- The U.N. Syria envoy said yesterday that he was “optimistic and determined” following an informal meeting with the main opposition group, after it had threatened to leave before planned peace talks begin in earnest as fresh violence hit the country.
“I am optimistic and determined because it's an historic occasion not to be missed,” U.N. envoy Staffan de Mistura told reporters as he left a Geneva hotel after an informal meeting with delegates from the High Negotiations Committee (HNC).
The meeting took place outside the U.N.'s European headquarters, where talks on ending Syria's nearly five-year conflict have been scheduled.
It came a day after HNC representatives said for now they would not enter the hoped-for indirect talks with representatives of Syrian President President Bashar Assad's government, who began formal talks with de Mistura on Jan. 29.

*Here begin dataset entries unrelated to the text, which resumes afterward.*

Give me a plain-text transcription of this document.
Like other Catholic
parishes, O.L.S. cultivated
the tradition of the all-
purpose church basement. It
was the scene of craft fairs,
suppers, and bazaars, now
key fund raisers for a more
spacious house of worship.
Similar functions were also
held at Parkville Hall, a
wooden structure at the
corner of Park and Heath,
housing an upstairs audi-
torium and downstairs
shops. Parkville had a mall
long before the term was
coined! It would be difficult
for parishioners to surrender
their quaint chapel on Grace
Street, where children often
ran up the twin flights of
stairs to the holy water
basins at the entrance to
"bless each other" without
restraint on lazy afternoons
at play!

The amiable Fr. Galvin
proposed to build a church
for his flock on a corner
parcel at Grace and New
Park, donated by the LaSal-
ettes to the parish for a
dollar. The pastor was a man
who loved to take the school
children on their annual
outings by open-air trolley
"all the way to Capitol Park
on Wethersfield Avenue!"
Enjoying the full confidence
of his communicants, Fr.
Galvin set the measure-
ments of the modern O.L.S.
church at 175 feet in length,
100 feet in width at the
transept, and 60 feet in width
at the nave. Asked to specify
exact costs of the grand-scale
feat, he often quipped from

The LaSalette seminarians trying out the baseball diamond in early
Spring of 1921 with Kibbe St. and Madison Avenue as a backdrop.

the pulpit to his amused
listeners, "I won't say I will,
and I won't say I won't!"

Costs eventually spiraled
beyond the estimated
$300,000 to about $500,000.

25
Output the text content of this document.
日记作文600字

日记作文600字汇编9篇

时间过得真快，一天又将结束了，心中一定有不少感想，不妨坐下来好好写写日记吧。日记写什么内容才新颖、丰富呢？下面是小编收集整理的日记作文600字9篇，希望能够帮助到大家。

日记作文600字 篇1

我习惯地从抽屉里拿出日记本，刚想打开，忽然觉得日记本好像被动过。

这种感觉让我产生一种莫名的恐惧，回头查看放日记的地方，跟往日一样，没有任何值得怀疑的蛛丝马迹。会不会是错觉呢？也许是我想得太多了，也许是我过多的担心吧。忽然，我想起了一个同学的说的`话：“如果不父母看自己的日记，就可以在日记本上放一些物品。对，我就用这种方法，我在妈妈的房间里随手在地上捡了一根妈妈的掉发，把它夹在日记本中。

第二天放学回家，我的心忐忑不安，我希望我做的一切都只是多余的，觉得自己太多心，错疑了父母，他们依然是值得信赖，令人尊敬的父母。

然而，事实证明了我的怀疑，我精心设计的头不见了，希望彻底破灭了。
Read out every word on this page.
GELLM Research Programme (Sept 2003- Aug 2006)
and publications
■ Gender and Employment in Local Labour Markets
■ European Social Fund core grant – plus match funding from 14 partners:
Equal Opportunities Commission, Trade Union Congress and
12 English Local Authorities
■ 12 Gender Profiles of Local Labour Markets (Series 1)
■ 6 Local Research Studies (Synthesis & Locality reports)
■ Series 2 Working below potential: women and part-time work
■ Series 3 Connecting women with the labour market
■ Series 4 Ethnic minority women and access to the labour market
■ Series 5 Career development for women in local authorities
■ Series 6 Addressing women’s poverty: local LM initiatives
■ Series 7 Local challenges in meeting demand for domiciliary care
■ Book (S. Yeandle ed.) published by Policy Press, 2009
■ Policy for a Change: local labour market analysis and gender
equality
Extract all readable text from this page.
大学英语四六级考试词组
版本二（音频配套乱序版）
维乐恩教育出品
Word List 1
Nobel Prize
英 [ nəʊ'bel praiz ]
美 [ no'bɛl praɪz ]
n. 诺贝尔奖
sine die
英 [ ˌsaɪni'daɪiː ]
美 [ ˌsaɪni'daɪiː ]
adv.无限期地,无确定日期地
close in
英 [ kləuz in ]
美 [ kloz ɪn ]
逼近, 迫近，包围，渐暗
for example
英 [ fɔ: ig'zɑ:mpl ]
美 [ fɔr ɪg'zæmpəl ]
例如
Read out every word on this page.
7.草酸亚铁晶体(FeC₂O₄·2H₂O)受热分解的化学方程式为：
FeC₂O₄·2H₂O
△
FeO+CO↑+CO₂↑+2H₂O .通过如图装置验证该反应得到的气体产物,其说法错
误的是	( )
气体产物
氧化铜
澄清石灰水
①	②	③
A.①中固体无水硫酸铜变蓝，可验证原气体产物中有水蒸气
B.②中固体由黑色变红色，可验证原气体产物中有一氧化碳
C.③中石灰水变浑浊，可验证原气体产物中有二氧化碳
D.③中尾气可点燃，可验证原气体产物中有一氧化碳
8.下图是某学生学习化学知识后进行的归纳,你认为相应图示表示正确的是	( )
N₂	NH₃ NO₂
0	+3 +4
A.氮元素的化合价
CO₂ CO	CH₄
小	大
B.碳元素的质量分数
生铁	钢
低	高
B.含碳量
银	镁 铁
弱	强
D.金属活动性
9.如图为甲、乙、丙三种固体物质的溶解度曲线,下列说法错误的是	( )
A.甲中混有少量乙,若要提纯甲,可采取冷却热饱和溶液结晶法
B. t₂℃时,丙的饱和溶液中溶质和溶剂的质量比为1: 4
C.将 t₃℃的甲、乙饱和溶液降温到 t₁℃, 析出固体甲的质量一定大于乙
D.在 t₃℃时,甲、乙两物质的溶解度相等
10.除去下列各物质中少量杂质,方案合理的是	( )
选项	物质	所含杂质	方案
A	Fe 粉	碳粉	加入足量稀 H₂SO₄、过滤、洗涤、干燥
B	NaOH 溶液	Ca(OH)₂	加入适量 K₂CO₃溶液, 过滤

Before agreeing to sit down for the so-called proximity talks, in which de Mistura is set to shuttle between the sides, HNC has demanded that humanitarian aid first gets through to besieged towns, that bombing of civilians ceases and that hundreds of prisoners are released.
“We only came to Geneva after written commitments on the fact that there would be serious progress on the humanitarian issues” HNC spokeswoman Basma Kodmani told reporters.
“We are here for political negotiations but we cannot start those until we have those gestures” she said.
De Mistura meanwhile said it remained unclear if the HNC would agree to an official meeting at the U.N. later on Jan. 31.
It is “up to the HNC to let us know,” he said, stressing though that he was “optimistic, and we are working hard.”
He said he had paid the “courtesy call to the HNC” since “they deserved that we pay attention to their own concerns.”
“I have been explaining what is the plan and what all meetings are about,” he said.
He told journalists that HNC would “let you know and let me know when and how they can be part of this exercise.”
More than 50 killed
Bombings claimed by the Islamic State (IS) killed more than 50 people and wounded dozens yesterday near a revered Shiite shrine outside the Syrian capital Damascus. Syrian state media said more than 50 people had been killed in three blasts near the Sayyida Zeinab shrine, with some 100 people wounded. Official news agency SANA said the first blast was caused by a car bomb that detonated at a bus station near the shrine. It said two suicide bombers then set off their explosive belts.